Black birch also known as sweet birch is named for the sweet sap from this tree used by Native Americans. Birch sap was collected and boiled into syrup just like maple syrup. However, birch syrup is low in sugar and does not have the sweet taste of maple syrup. It can be drunk without any preparation and is said to taste like sweet fragrant water. Tea was made from twigs, and the twigs and buds were chewed for their flavor which is similar to root beer. The Ojibwa use the bark to build dwellings and lodges, they also used the bark to make canoes. Many communities used the bark to make storage containers, sap dishes, baskets, buckets, dishes, and trays.

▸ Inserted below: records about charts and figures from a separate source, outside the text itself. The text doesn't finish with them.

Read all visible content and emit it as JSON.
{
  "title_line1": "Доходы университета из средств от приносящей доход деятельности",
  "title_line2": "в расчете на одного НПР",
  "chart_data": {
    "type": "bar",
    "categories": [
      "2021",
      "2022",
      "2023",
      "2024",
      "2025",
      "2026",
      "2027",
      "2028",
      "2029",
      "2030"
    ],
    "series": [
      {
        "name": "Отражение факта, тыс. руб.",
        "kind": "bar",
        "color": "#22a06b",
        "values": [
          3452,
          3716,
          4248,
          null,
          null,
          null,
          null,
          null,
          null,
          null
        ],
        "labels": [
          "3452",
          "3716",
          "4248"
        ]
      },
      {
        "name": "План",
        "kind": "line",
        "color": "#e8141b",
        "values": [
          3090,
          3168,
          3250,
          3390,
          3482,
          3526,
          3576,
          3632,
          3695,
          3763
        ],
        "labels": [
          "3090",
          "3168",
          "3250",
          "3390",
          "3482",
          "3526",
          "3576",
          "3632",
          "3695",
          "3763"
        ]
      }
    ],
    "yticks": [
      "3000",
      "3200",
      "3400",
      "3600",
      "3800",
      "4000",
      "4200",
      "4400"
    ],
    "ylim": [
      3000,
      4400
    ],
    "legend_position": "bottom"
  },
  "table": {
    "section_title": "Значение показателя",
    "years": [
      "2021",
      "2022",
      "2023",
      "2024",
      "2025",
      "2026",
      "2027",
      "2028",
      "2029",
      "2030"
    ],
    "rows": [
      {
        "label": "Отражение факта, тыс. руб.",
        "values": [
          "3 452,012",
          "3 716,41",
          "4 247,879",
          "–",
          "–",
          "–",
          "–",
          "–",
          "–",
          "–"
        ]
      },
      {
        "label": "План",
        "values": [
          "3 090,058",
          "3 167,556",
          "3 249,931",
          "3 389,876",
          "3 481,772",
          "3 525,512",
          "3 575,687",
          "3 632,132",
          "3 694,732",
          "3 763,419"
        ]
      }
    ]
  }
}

The Chippewa made medicine from Black birch bark to treat stomach pain, pulmonary troubles, and pneumonia. The Algonquin among many other Native Communities used an infusion of this plant for many medicinal purposes from treating colds and dysentery to stomach pains. The Cherokee chewed the leaves to treat dysentery and drank tea made from the bark to treat colds and diarrhea. The Iroquois made a compound infusion of this drug to treat colds and fevers. They also made a compound decoction for women who have had gonorrhea and are pregnant. The Iroquois and others made tea and drank it as a stimulant. The Mohegans made a spring tonic from the inner bark and also used it as a stimulant.

Did You Know...

Ice damage usually causes the death of the black birch by making the tree more susceptible to wood-decaying organisms.

The hard, heavy lumber and veneer of bark are used commercially to make furniture, cabinets, boxes, woodenware, and handles. 

Historically, this tree was used as an inexpensive substitute for mahogany.

Black birch was also used to produce a variety of paper products.

The oldest black birch that has been confirmed is 368 years old.

Birch beer was made by boiling the sap down and adding honey to it and then fermenting it.